The loyalty app will be expanded to tie in shop sales later in 2025 and will include food to go – its preferred brands are Creams, Subway and Starbucks coffee – to encourage EV drivers to spend more on site during their charging dwell time.
It might be that customers are rewarded to use the chargepoints during quiet periods, or that special deals are offered on packed lunch items, for instance, on the busy Sunday periods as motorists prepare for the next week.
“None of us drive EV cars, so for us it is understanding the market more and more and what benefits and negatives drivers are experiencing, to understand their mindset and take on board the most important four or five key things ready for when we introduce EV charging elsewhere,” says Tandon.
He adds that the business has been pleased with the use of the Blackpool Park & Charge facility, with nearly 20,000 kilowatts of electricity a month being purchased in total from the three chargepoints. The cousins have been surprised by a far lower use of chargecards than they had anticipated to pay for charging, and also they have seen a greater level of shop purchases than expected.
Tandon claimed that this initial site, which will be used as a template for others, was “the highest spec” in the UK when it launched.
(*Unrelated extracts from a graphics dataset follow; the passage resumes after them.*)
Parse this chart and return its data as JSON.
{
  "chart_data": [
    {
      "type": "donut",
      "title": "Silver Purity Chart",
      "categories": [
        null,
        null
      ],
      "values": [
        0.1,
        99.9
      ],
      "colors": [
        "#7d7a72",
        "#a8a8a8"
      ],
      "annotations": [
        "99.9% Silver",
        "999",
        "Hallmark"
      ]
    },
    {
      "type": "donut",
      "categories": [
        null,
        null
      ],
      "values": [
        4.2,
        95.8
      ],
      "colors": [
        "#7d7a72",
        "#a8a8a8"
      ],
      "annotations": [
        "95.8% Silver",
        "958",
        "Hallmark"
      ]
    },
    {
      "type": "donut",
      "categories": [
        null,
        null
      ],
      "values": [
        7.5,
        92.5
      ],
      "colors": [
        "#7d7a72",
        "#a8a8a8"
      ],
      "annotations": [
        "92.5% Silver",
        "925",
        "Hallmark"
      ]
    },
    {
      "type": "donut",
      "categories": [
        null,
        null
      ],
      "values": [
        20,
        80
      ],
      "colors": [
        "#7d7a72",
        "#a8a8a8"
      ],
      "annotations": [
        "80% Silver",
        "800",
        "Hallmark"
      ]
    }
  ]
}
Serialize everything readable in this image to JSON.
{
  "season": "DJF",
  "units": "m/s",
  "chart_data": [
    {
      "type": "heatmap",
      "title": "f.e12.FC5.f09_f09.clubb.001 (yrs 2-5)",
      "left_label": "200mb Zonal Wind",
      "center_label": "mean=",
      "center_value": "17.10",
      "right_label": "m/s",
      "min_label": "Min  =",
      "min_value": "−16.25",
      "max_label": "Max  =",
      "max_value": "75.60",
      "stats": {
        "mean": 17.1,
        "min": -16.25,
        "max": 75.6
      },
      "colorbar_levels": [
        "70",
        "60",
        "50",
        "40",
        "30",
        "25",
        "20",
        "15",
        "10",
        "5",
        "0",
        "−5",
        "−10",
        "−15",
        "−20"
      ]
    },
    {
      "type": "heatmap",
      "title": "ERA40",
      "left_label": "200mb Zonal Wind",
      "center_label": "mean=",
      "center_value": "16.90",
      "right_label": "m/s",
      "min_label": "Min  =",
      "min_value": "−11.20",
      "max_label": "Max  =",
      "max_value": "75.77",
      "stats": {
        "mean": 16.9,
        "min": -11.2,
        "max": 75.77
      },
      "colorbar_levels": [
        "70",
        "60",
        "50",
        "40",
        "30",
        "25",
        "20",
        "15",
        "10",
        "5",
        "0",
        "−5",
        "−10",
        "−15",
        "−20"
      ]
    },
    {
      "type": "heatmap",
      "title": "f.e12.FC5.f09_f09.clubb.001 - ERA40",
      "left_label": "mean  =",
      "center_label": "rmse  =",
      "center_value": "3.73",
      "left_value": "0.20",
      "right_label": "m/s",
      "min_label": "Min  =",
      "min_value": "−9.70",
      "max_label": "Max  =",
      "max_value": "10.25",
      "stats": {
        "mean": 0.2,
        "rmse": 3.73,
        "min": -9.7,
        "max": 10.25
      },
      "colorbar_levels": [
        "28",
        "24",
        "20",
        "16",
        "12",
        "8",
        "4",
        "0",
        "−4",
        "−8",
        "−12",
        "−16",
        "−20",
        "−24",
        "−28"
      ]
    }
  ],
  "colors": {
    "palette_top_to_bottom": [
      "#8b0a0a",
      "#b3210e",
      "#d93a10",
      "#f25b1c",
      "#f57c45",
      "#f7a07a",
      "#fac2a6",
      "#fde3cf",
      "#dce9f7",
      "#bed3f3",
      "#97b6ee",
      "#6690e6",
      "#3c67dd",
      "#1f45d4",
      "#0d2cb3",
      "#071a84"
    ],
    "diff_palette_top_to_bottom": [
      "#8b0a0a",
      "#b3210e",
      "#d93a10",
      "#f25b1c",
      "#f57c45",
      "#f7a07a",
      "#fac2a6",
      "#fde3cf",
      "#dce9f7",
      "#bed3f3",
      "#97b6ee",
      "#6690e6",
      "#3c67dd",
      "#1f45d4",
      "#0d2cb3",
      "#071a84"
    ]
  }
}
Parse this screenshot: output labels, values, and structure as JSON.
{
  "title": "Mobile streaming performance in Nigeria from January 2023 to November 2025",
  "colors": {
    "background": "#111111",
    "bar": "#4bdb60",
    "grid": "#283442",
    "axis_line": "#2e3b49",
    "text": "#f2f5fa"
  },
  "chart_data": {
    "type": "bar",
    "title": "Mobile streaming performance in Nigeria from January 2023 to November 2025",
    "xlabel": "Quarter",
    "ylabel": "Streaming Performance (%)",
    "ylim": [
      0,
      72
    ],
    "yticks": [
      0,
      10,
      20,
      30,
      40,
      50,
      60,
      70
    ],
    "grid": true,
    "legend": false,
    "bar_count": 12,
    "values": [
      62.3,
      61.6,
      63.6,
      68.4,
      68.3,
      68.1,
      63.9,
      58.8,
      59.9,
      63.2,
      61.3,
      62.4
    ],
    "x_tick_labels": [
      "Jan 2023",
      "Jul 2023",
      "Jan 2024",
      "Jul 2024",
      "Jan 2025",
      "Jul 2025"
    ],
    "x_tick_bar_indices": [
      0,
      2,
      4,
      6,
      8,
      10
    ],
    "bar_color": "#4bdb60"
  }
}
It represented a £1 million investment, including the installation of a sub station, and it has a roadside pole displaying the cost of charging, as well as 480kW chargepoints with wide wheelchair access bays, and an overhead, lit canopy.
This year another four or five Park & Charge hubs could be introduced, with the first likely to make an appearance at Park Garage Group forecourts in Mogadur in Surrey and Maidstone in Kent. And the business is working on a Gridserve-style all-electric concept, with café, at Kings Langley in Hertfordshire, which Tandon says is a project for the future and will take a “good couple of years to get off the ground”.
With such a huge cost involved in introducing EV charging Tandon says that the business is more focused on getting its offering right before rolling it out elsewhere.
“We are in no rush. Everything is in place at four or five sites which are ready as soon as we want to push the button,” he adds. “We are talking about a brand new market which is still in its infancy, and at such a large investment we have to ensure we have things right.”